In a previous post I showed you how to Integrate Angular Unit Tests with Visual Studio Team Services (VSTS). Whereas it worked flawlessly it did have dependency on PhantomJS which is a headless browser. The only issue with PhantomJS is that it tends to have some random issues which makes it challenging to integrate within your CI server. Fortunately, Chrome added support for running in headless mode starting with version 59. Thus, you can use headless Chrome to replace PhantomJS.

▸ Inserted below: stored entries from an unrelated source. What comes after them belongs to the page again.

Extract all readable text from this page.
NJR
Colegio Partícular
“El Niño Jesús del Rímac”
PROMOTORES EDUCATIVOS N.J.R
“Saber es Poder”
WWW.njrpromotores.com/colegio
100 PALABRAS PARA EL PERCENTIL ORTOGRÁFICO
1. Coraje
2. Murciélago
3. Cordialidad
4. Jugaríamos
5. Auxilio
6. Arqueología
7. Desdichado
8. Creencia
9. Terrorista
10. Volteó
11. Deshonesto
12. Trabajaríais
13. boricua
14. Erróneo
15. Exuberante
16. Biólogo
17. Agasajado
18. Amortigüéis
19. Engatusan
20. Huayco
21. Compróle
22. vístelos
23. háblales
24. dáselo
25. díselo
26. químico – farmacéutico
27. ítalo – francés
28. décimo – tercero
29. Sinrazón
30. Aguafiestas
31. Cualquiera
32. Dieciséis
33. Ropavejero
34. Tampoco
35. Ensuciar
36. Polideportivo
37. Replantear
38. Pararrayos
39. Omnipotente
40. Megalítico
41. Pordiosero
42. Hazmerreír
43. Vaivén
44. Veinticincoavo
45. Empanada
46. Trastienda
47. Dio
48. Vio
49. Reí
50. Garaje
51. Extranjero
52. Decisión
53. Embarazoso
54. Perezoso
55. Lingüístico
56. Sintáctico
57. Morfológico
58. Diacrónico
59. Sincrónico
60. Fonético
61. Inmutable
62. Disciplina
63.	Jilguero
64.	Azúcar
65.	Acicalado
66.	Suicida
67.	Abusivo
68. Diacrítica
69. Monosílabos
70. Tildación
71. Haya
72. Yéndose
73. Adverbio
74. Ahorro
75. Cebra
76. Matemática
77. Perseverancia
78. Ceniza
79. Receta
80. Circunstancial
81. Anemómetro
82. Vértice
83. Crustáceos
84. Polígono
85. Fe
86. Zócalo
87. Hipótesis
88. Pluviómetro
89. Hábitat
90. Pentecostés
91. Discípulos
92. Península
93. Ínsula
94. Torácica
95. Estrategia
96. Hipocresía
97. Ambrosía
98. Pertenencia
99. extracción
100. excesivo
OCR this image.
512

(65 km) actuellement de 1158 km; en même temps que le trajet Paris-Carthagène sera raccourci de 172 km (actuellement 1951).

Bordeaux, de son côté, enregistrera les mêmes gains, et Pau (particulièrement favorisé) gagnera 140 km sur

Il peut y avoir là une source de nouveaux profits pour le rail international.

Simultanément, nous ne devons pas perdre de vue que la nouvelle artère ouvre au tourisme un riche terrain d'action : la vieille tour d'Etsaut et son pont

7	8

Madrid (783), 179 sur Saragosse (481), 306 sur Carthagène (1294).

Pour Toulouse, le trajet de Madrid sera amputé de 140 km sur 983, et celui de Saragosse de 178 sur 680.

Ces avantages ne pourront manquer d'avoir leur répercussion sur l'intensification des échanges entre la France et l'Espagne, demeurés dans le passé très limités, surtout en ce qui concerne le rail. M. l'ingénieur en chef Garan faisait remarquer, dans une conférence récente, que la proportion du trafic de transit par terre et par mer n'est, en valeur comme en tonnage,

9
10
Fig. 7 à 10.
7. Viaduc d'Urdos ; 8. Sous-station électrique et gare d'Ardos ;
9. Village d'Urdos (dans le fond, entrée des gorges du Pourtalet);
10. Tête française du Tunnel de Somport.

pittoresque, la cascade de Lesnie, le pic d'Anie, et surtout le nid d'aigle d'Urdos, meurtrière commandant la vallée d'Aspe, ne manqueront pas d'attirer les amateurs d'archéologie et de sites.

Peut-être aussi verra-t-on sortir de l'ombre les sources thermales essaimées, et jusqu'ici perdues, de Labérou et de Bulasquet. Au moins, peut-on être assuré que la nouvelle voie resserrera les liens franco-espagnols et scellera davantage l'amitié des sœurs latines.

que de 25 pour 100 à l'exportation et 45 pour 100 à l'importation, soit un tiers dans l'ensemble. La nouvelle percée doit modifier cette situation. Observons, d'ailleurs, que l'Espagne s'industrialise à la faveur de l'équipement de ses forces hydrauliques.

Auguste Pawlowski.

Start by modifying the Karma.conf.js file and set the browsers property to ChromeHeadless:

 browsers: ["ChromeHeadless"]

Remember to remove the npm packages related to phantomjs from your package.json file as they are not required anymore:

 "karma-phantomjs-launcher": "1.0.4",
"phantomjs-prebuilt": "^2.1.16",

Also remove the karma module from your karma.conf.js file:

 require("karma-phantomjs-launcher")

Although we are discussing unit tests in this post I will throw a bonus tip and help you modify the end to end tests to utilize Chrome headless as well. You need to modify the protractor.conf.js file capabilities object to include a chromeOptions property:

 "capabilities: {
    'browserName': 'chrome',
    chromeOptions: {
      args: [ "--headless", "--disable-gpu", "--window-size=800x600" ]
    }
  },

At this point you should be able to successfully run your unit tests (and e2e tests) successfully on your CI server. One challenge that arises from using Chrome though is that it needs to be installed globally which can be a bit tricky when using a CI server. Fortunately, there is a project called Puppeteer which is a node library that provides a high-level API to control headless Chrome over the DevTools Protocol. In addition, Puppeteer has an internal module that downloads and installs Chromium (not Chrome as it requires you to accept a License Agreement during installation which requires administrative privileges which in turn defeats the whole purpose of having a local installation). Install it using the following command:

 npm install --save-dev puppeteer

Next you will need to place the following code under your karma.conf.js file:

 process.env.CHROME_BIN = require('puppeteer').executablePath()

That's it. You should now be able to run your unit tests using headless Chrome and utilize Puppeteer to install Chrome on your CI server.